At the same time, the number of workers who want to continue to work remotely is also contributing to the rising digital workforce. According to PWC’s US Remote Work Survey from November and December of 2020, 55% of employees want to remain remote at least three days a week post-pandemic.

Upgrading accidental digital workplaces to intentional ones

More digitally savvy employees and the shift to remote working are pushing companies to ramp up their digital transformations to better retain and attract top talent. Digital workers expect technologies that are in line with their level of mastery, and the flexibility to work where, when, and how they want.

In the rush to accommodate the work-from-home situations required by the pandemic, many companies have built what we call “accidental digital workplaces”. These are experiences built less by design and more by raw need. While they may address the most pressing requirements in terms of basic communication and access, they are not built to scale and evolve.

A digital workplace should do more than just exist. It should not simply be a collection of collaboration and productivity tools that your company implemented.

Two employees connected on laptops technically comprise a digital workplace—but how good is it? What matters is the experience and the quality of the collaboration. Today’s uneven remote work experiences reveal the deficiencies in accidental digital workspaces.

Clouds, content platforms, apps, and collaboration tools are all steps in the right direction. The next phase for companies would be to transform processes using AI to augment human workers, but many aren’t there yet. In reality, what ends up happening is these technologies throw off inhuman amounts of data, which overwhelms the people doing the work.

How can companies achieve an effective and intentional digital workplace, without drowning their employees in a sea of information?

Improving the digital worker experience with Content Intelligence

Communication and collaboration tools and project management and workflow tools are the building blocks of a digital workplace. But the thing that moves a digital workplace from good to great is the ability to mine all of these tools for valuable knowledge and insights.

Content Intelligence makes this possible, connecting disparate data and using NLP and machine learning to truly understand the meaning and context of each piece of data. This saves employees time not just in searching for and aggregating information, but in analyzing and understanding its relevance to a given query.

When companies are planning their digital workplaces, it’s important to understand where the bottlenecks are.
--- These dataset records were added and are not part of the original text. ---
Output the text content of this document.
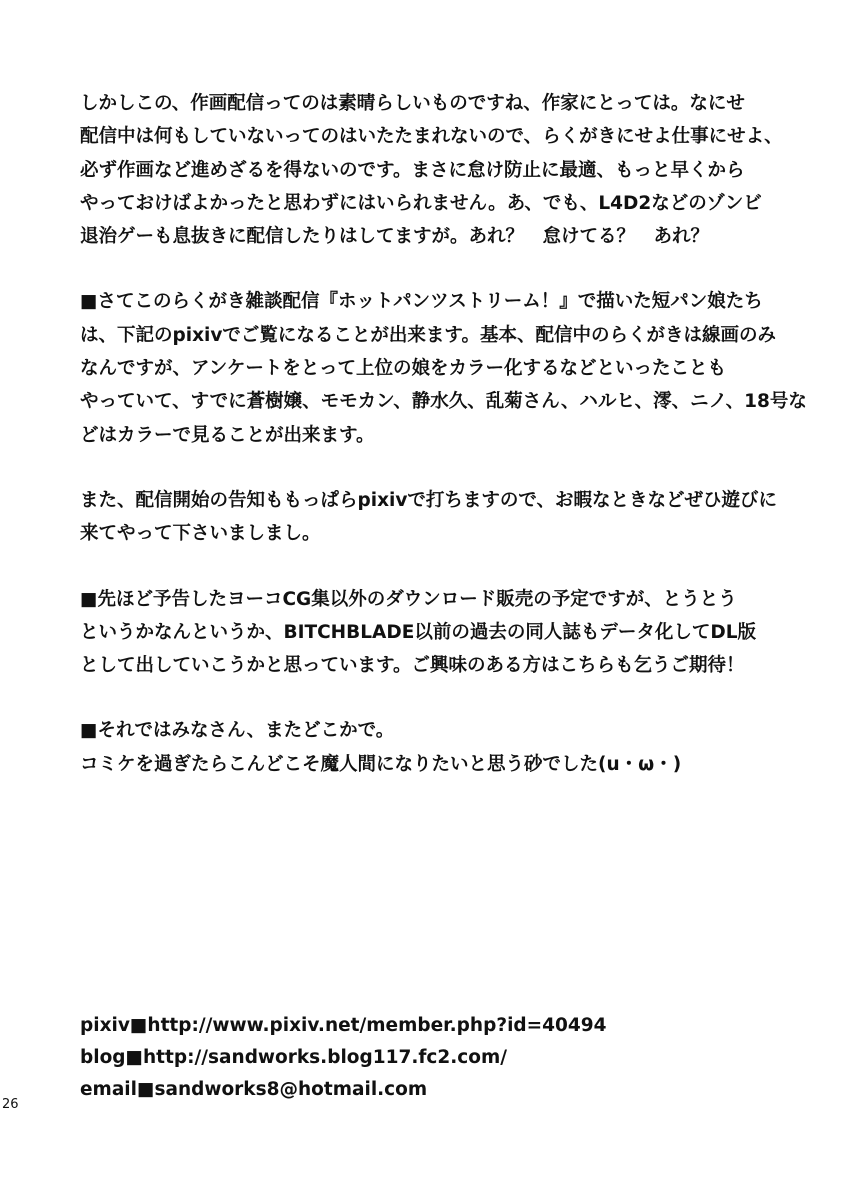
しかしこの、作画配信ってのは素晴らしいものですね、作家にとっては。なにせ
配信中は何もしていないってのはいたたまれないので、らくがきにせよ仕事にせよ、
必ず作画など進めざるを得ないのです。まさに怠け防止に最適、もっと早くから
やっておけばよかったと思わずにはいられません。あ、でも、L4D2などのゾンビ
退治ゲーも息抜きに配信したりはしてますが。あれ？　怠けてる？　あれ？
■さてこのらくがき雑談配信『ホットパンツストリーム！』で描いた短パン娘たち
は、下記のpixivでご覧になることが出来ます。基本、配信中のらくがきは線画のみ
なんですが、アンケートをとって上位の娘をカラー化するなどといったことも
やっていて、すでに蒼樹嬢、モモカン、静水久、乱菊さん、ハルヒ、澪、ニノ、18号な
どはカラーで見ることが出来ます。
また、配信開始の告知ももっぱらpixivで打ちますので、お暇なときなどぜひ遊びに
来てやって下さいましまし。
■先ほど予告したヨーコCG集以外のダウンロード販売の予定ですが、とうとう
というかなんというか、BITCHBLADE以前の過去の同人誌もデータ化してDL版
として出していこうかと思っています。ご興味のある方はこちらも乞うご期待！
■それではみなさん、またどこかで。
コミケを過ぎたらこんどこそ魔人間になりたいと思う砂でした(u・ω・)
pixiv■http://www.pixiv.net/member.php?id=40494
blog■http://sandworks.blog117.fc2.com/
email■sandworks8@hotmail.com
26
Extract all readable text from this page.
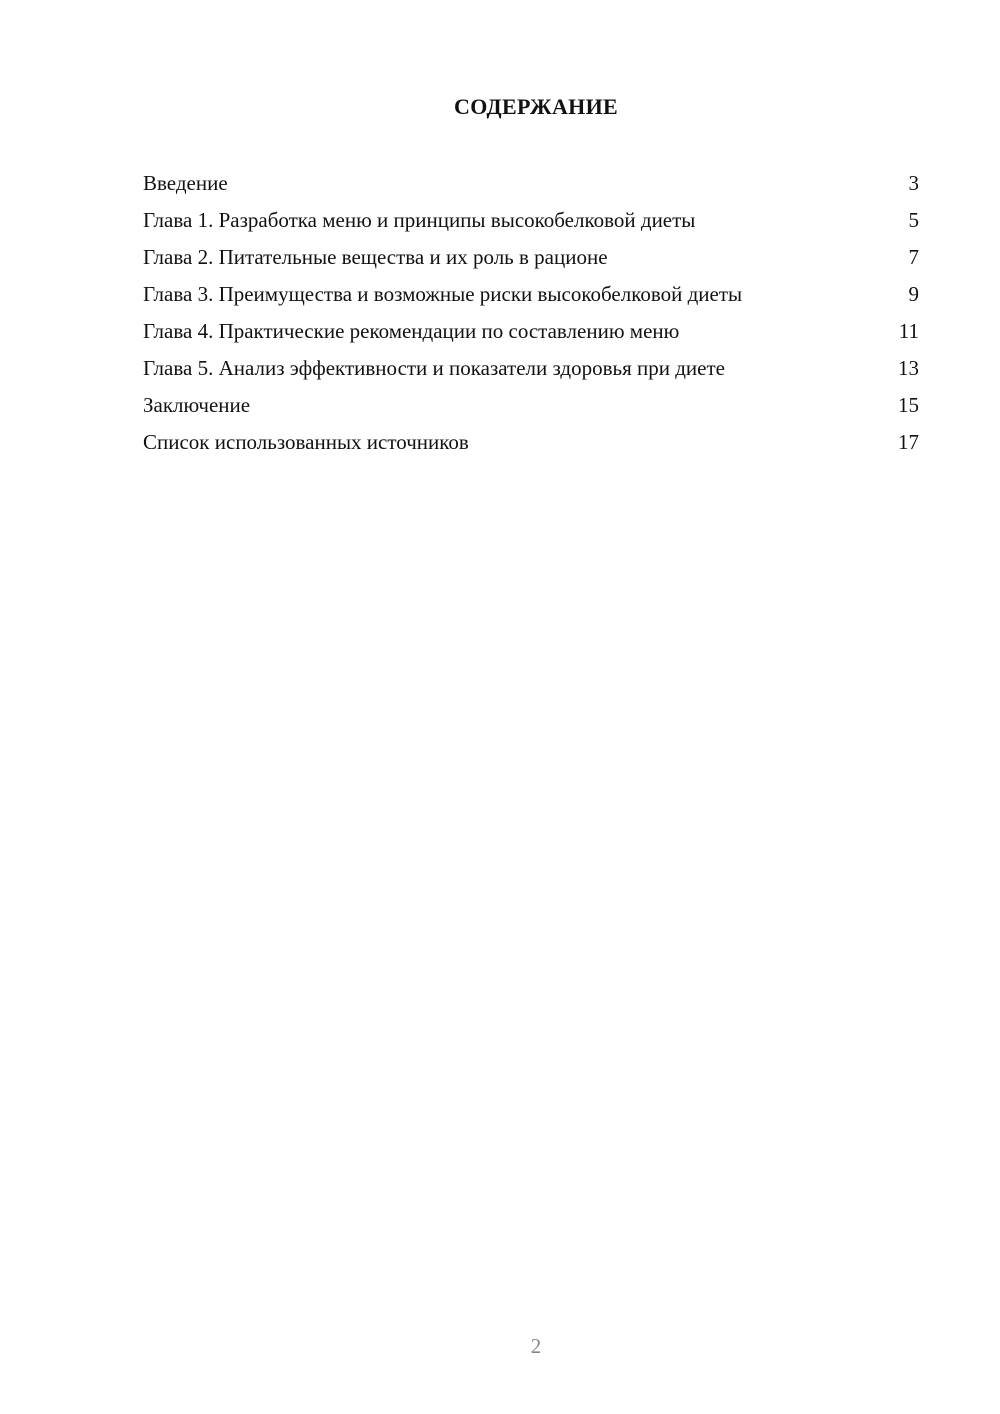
СОДЕРЖАНИЕ
Введение	3
Глава 1. Разработка меню и принципы высокобелковой диеты	5
Глава 2. Питательные вещества и их роль в рационе	7
Глава 3. Преимущества и возможные риски высокобелковой диеты	9
Глава 4. Практические рекомендации по составлению меню	11
Глава 5. Анализ эффективности и показатели здоровья при диете	13
Заключение	15
Список использованных источников	17
2
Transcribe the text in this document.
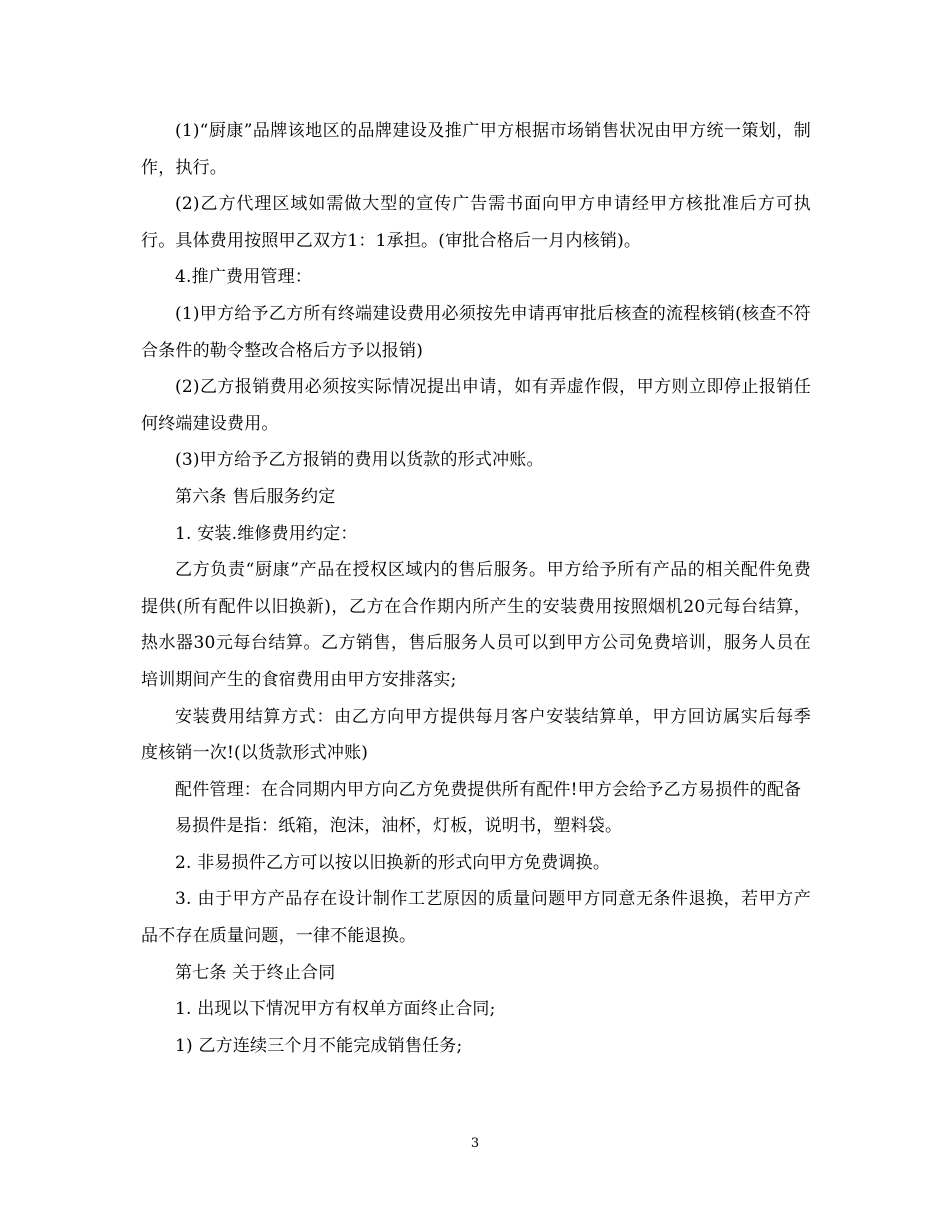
(1)“厨康”品牌该地区的品牌建设及推广甲方根据市场销售状况由甲方统一策划，制作，执行。

(2)乙方代理区域如需做大型的宣传广告需书面向甲方申请经甲方核批准后方可执行。具体费用按照甲乙双方1：1承担。(审批合格后一月内核销)。

4.推广费用管理：

(1)甲方给予乙方所有终端建设费用必须按先申请再审批后核查的流程核销(核查不符合条件的勒令整改合格后方予以报销)

(2)乙方报销费用必须按实际情况提出申请，如有弄虚作假，甲方则立即停止报销任何终端建设费用。

(3)甲方给予乙方报销的费用以货款的形式冲账。

第六条 售后服务约定

1. 安装.维修费用约定：

乙方负责“厨康”产品在授权区域内的售后服务。甲方给予所有产品的相关配件免费提供(所有配件以旧换新)，乙方在合作期内所产生的安装费用按照烟机20元每台结算，热水器30元每台结算。乙方销售，售后服务人员可以到甲方公司免费培训，服务人员在培训期间产生的食宿费用由甲方安排落实;

安装费用结算方式：由乙方向甲方提供每月客户安装结算单，甲方回访属实后每季度核销一次!(以货款形式冲账)

配件管理：在合同期内甲方向乙方免费提供所有配件!甲方会给予乙方易损件的配备

易损件是指：纸箱，泡沫，油杯，灯板，说明书，塑料袋。

2. 非易损件乙方可以按以旧换新的形式向甲方免费调换。

3. 由于甲方产品存在设计制作工艺原因的质量问题甲方同意无条件退换，若甲方产品不存在质量问题，一律不能退换。

第七条 关于终止合同

1. 出现以下情况甲方有权单方面终止合同;

1) 乙方连续三个月不能完成销售任务;

3
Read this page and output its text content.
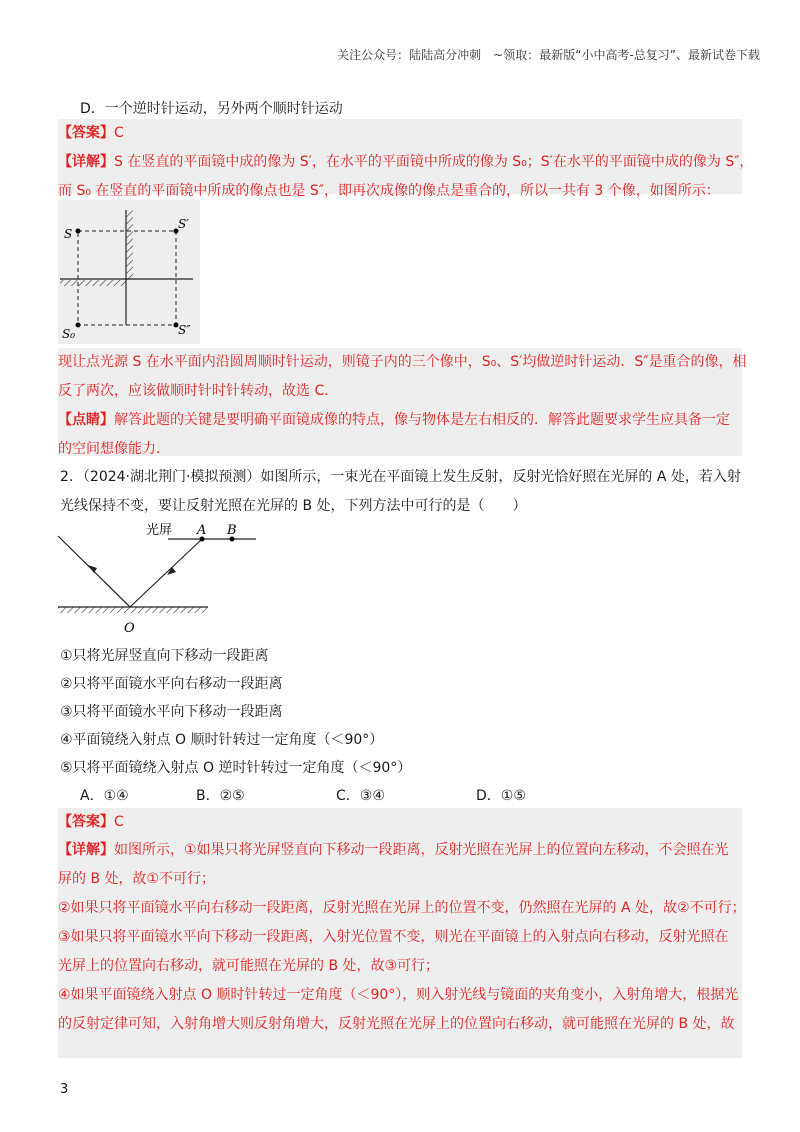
关注公众号：陆陆高分冲刺　~领取：最新版“小中高考-总复习”、最新试卷下载
D．一个逆时针运动，另外两个顺时针运动
【答案】C
【详解】S 在竖直的平面镜中成的像为 S′，在水平的平面镜中所成的像为 S₀；S′在水平的平面镜中成的像为 S″，
而 S₀ 在竖直的平面镜中所成的像点也是 S″，即再次成像的像点是重合的，所以一共有 3 个像，如图所示：
S
S′
S₀	S″
现让点光源 S 在水平面内沿圆周顺时针运动，则镜子内的三个像中，S₀、S′均做逆时针运动．S″是重合的像，相
反了两次，应该做顺时针时针转动，故选 C．
【点睛】解答此题的关键是要明确平面镜成像的特点，像与物体是左右相反的．解答此题要求学生应具备一定
的空间想像能力．
2．（2024·湖北荆门·模拟预测）如图所示，一束光在平面镜上发生反射，反射光恰好照在光屏的 A 处，若入射
光线保持不变，要让反射光照在光屏的 B 处，下列方法中可行的是（　　）
光屏 A
O
B
①只将光屏竖直向下移动一段距离
②只将平面镜水平向右移动一段距离
③只将平面镜水平向下移动一段距离
④平面镜绕入射点 O 顺时针转过一定角度（＜90°）
⑤只将平面镜绕入射点 O 逆时针转过一定角度（＜90°）
A．①④	B．②⑤	C．③④	D．①⑤
【答案】C
【详解】如图所示，①如果只将光屏竖直向下移动一段距离，反射光照在光屏上的位置向左移动，不会照在光
屏的 B 处，故①不可行；
②如果只将平面镜水平向右移动一段距离，反射光照在光屏上的位置不变，仍然照在光屏的 A 处，故②不可行；
③如果只将平面镜水平向下移动一段距离，入射光位置不变，则光在平面镜上的入射点向右移动，反射光照在
光屏上的位置向右移动，就可能照在光屏的 B 处，故③可行；
④如果平面镜绕入射点 O 顺时针转过一定角度（＜90°），则入射光线与镜面的夹角变小，入射角增大，根据光
的反射定律可知，入射角增大则反射角增大，反射光照在光屏上的位置向右移动，就可能照在光屏的 B 处，故
3
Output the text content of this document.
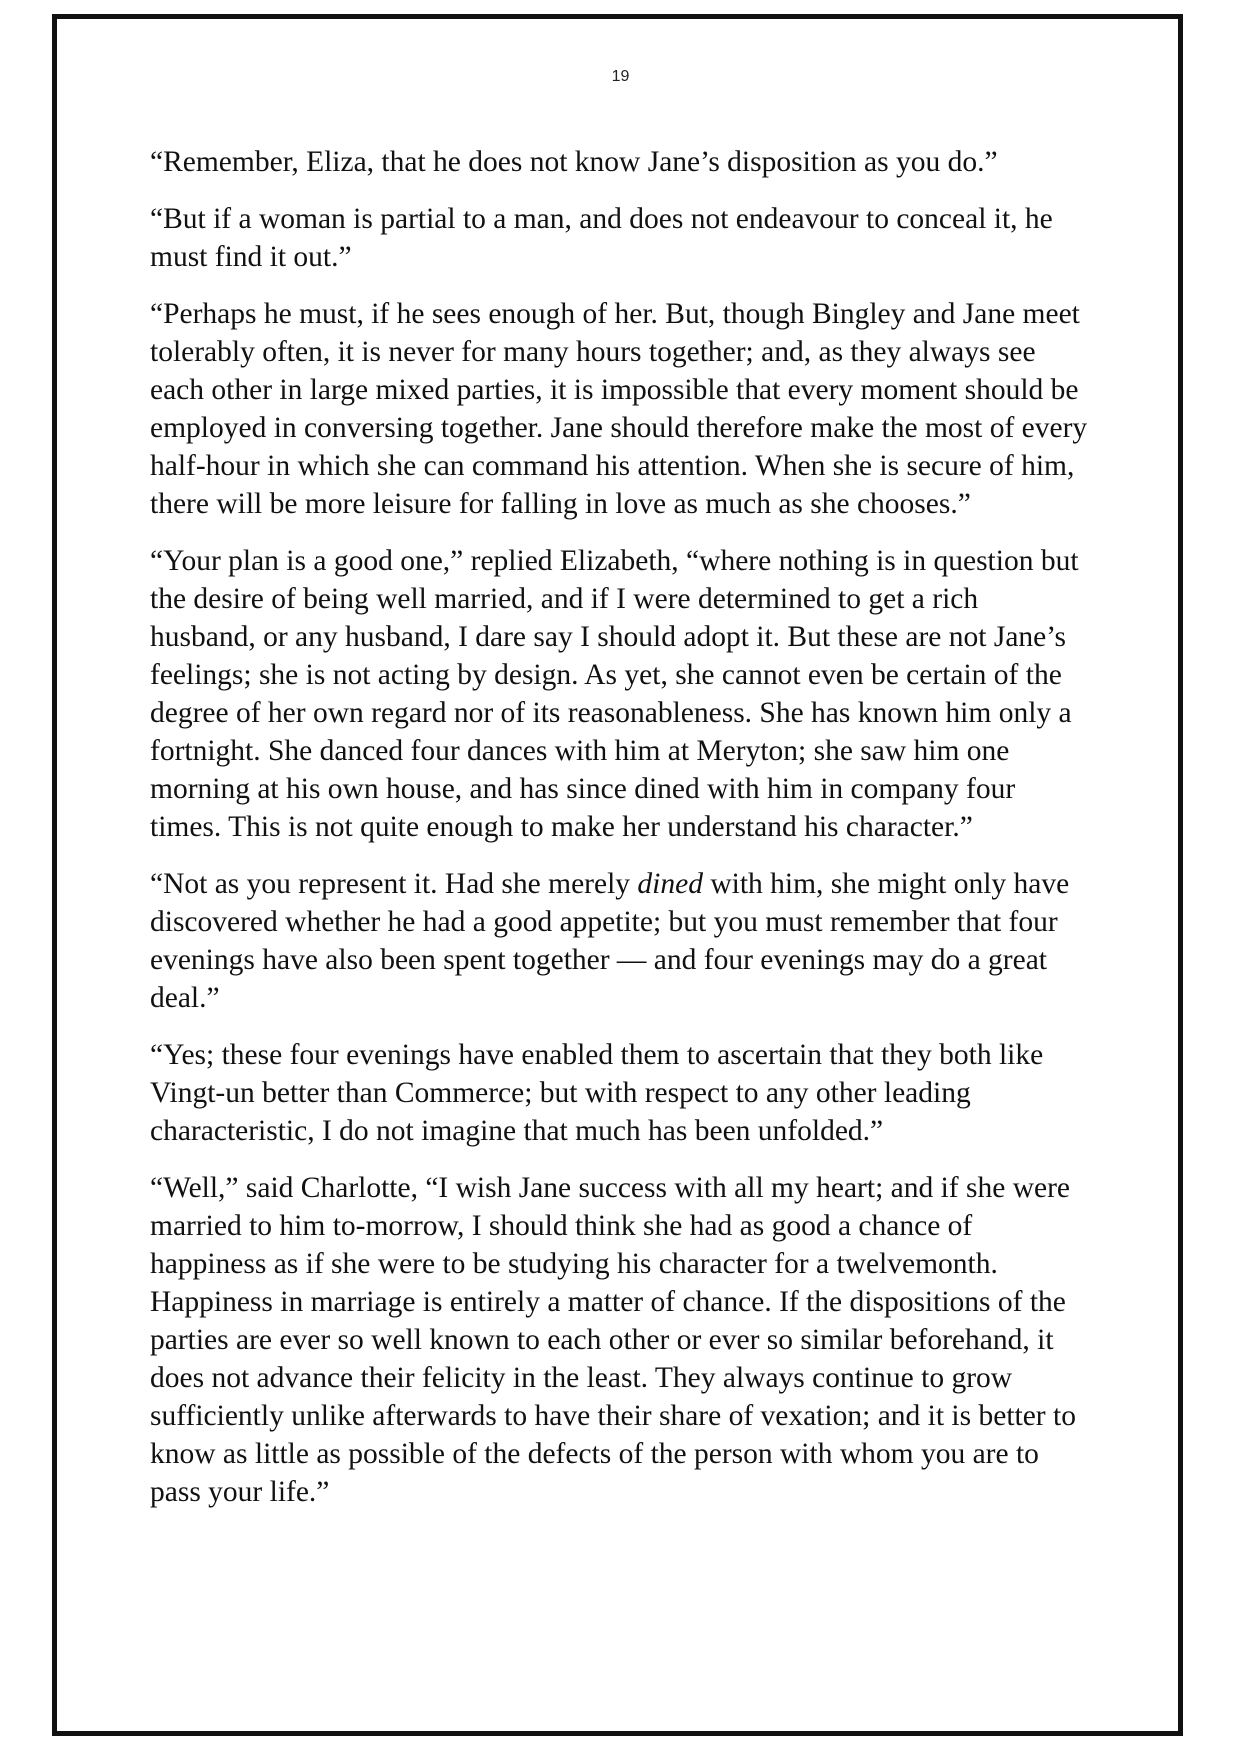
19

“Remember, Eliza, that he does not know Jane’s disposition as you do.”

“But if a woman is partial to a man, and does not endeavour to conceal it, he must find it out.”

“Perhaps he must, if he sees enough of her. But, though Bingley and Jane meet tolerably often, it is never for many hours together; and, as they always see each other in large mixed parties, it is impossible that every moment should be employed in conversing together. Jane should therefore make the most of every half-hour in which she can command his attention. When she is secure of him, there will be more leisure for falling in love as much as she chooses.”

“Your plan is a good one,” replied Elizabeth, “where nothing is in question but the desire of being well married, and if I were determined to get a rich husband, or any husband, I dare say I should adopt it. But these are not Jane’s feelings; she is not acting by design. As yet, she cannot even be certain of the degree of her own regard nor of its reasonableness. She has known him only a fortnight. She danced four dances with him at Meryton; she saw him one morning at his own house, and has since dined with him in company four times. This is not quite enough to make her understand his character.”

“Not as you represent it. Had she merely dined with him, she might only have discovered whether he had a good appetite; but you must remember that four evenings have also been spent together — and four evenings may do a great deal.”

“Yes; these four evenings have enabled them to ascertain that they both like Vingt-un better than Commerce; but with respect to any other leading characteristic, I do not imagine that much has been unfolded.”

“Well,” said Charlotte, “I wish Jane success with all my heart; and if she were married to him to-morrow, I should think she had as good a chance of happiness as if she were to be studying his character for a twelvemonth. Happiness in marriage is entirely a matter of chance. If the dispositions of the parties are ever so well known to each other or ever so similar beforehand, it does not advance their felicity in the least. They always continue to grow sufficiently unlike afterwards to have their share of vexation; and it is better to know as little as possible of the defects of the person with whom you are to pass your life.”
For example, do employees have to access multiple enterprise systems in order to complete business processes? Are they missing information as they go through business process steps? Are insights being overlooked because they are only shared informally over Slack?

Industry research shows that employees spend an inordinate amount of time looking for information, wasting hours per week. With Content Intelligence, digital workers can find what they need quickly and easily, from one point of access. It also solves the “you don’t know what you don’t know” problem, bringing forward information that an employee might not have been aware existed, or realized was connected to the issue at hand.

When digital workers spend less time searching for what they need, they can spend more time on high-value tasks. Productivity goes up. Engagement and well-being improve. Innovation thrives.

In fact, an IDC/ABBYY whitepaper, “Content Intelligence for the Future of Work”, found that 40% of companies that implemented Content Intelligence technologies saw increased employee productivity or increased customer satisfaction.

More than 30% reported “an improvement in responsiveness to customers, new product or revenue opportunities, increased visibility and accountability, or increased customer engagement.